G and J Posted April 21 Author Posted April 21 32 minutes ago, JohnMo said: No, as they are parallel loops, you just calculate the single longest (master loop). So not analogous to resistors in parallel then. Hmmmm, yet more to learn.
G and J Posted April 21 Author Posted April 21 32 minutes ago, Iceverge said: be careful of dieing on any particular hill Was hoping for an extended dotage in a shallow hollow near a river and lots and lots of cafés. But I take your point.

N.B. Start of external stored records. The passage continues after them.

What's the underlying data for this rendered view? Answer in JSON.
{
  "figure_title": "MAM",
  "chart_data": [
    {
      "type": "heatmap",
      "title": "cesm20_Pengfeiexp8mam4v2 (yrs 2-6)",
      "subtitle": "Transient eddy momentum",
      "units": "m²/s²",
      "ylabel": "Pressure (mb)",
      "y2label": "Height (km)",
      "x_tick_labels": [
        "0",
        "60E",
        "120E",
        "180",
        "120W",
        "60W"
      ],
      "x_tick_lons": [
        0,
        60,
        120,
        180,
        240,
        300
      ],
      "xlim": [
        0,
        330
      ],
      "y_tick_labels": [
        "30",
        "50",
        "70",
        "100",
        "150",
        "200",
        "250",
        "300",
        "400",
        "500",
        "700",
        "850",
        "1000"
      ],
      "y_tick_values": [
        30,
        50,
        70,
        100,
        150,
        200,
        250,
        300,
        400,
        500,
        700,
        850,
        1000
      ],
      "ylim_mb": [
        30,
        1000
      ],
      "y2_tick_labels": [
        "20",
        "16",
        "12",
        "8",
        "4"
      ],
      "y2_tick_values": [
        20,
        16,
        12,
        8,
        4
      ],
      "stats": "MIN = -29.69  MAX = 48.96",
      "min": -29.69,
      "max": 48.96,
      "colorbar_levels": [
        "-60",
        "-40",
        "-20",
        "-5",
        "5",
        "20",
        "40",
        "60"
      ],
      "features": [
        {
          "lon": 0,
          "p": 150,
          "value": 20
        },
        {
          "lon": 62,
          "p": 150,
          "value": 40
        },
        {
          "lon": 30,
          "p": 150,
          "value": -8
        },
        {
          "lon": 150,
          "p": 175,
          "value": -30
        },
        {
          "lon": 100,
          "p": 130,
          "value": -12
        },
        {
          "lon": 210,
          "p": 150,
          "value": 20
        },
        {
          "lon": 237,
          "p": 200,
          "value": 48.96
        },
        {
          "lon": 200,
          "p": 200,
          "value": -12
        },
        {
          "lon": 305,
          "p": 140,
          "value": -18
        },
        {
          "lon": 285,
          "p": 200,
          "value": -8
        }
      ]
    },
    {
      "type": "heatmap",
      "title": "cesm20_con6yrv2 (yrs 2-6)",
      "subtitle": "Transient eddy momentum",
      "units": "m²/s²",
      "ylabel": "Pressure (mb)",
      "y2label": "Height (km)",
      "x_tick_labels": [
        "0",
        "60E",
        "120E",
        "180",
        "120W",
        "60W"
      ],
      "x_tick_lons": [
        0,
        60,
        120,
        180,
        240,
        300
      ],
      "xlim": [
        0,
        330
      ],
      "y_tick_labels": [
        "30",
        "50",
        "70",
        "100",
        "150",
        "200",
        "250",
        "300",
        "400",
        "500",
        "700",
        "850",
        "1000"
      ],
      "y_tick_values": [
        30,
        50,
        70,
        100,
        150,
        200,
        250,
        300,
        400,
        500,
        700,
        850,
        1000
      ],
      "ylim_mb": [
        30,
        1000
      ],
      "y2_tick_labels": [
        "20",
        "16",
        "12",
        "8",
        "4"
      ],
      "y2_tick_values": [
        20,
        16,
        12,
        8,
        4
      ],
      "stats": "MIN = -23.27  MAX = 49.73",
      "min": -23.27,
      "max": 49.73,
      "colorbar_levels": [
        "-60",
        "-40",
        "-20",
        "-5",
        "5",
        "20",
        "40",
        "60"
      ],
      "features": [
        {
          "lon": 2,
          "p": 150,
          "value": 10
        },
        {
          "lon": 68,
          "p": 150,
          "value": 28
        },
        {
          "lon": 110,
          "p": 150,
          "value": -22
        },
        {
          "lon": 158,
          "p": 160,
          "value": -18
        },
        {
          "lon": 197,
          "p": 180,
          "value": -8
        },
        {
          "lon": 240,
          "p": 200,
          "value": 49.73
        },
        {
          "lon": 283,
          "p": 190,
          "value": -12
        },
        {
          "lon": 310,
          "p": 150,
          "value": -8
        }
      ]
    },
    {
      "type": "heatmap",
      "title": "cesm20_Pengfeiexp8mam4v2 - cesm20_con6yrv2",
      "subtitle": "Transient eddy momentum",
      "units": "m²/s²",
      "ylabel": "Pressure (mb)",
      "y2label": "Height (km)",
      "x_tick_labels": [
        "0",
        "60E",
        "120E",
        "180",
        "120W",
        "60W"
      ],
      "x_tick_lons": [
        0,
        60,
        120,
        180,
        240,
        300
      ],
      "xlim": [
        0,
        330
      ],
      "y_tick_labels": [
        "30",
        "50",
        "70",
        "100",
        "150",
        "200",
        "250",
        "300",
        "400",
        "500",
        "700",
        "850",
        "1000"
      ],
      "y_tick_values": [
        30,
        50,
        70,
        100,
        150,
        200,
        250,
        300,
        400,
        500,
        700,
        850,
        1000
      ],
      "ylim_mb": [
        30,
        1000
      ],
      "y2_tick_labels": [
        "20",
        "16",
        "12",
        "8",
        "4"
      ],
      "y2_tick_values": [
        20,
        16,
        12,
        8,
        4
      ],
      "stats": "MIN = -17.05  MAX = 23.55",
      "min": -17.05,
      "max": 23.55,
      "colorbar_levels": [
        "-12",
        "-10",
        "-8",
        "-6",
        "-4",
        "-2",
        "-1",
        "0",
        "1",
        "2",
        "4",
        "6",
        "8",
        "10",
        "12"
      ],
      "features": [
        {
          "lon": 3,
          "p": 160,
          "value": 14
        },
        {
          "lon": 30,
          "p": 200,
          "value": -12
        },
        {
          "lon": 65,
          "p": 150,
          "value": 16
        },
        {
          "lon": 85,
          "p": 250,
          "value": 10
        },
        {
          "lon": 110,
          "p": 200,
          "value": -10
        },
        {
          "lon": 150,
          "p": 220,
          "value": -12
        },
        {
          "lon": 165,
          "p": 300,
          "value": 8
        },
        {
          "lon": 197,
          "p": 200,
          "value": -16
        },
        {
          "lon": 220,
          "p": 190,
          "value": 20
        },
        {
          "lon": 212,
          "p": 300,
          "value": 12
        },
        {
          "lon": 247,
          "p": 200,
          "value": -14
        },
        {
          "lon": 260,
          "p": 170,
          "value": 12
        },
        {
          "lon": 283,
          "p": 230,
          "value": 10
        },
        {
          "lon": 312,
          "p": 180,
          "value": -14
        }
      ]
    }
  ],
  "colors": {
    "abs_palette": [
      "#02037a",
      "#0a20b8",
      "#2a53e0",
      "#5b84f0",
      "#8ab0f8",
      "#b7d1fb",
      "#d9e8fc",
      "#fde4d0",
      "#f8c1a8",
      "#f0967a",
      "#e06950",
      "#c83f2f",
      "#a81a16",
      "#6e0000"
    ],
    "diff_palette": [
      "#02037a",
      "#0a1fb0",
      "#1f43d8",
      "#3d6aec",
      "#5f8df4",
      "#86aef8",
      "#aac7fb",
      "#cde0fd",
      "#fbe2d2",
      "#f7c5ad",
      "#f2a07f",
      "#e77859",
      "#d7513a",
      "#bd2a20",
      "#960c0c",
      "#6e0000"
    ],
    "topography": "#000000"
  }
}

Nickfromwales Posted April 21 Posted April 21 The extra length on the ASHP pipe 'could' be offset by bringing them indoors earlier, I guess, so they're in the heated envelope, but we're really down to a few brass tacks then and I'd rather not have the inconvenience of these pipes traversing the house interior tbh. Somethings gotta give! I have, for a project in Graven Hill, run the ashp pipes through the slab insulation (atop the lower 100mm PIR slab, then capped by another 100mm layer, then 100mm polished concrete (with UFH & mesh)) so that the losses are minimised, as the delta between the pipes and their immediate surroundings are no longer so adverse. That could be possible for you without too much effort methinks; just use 2x28mm Hep2o runs and ditch the underground duo pipe then.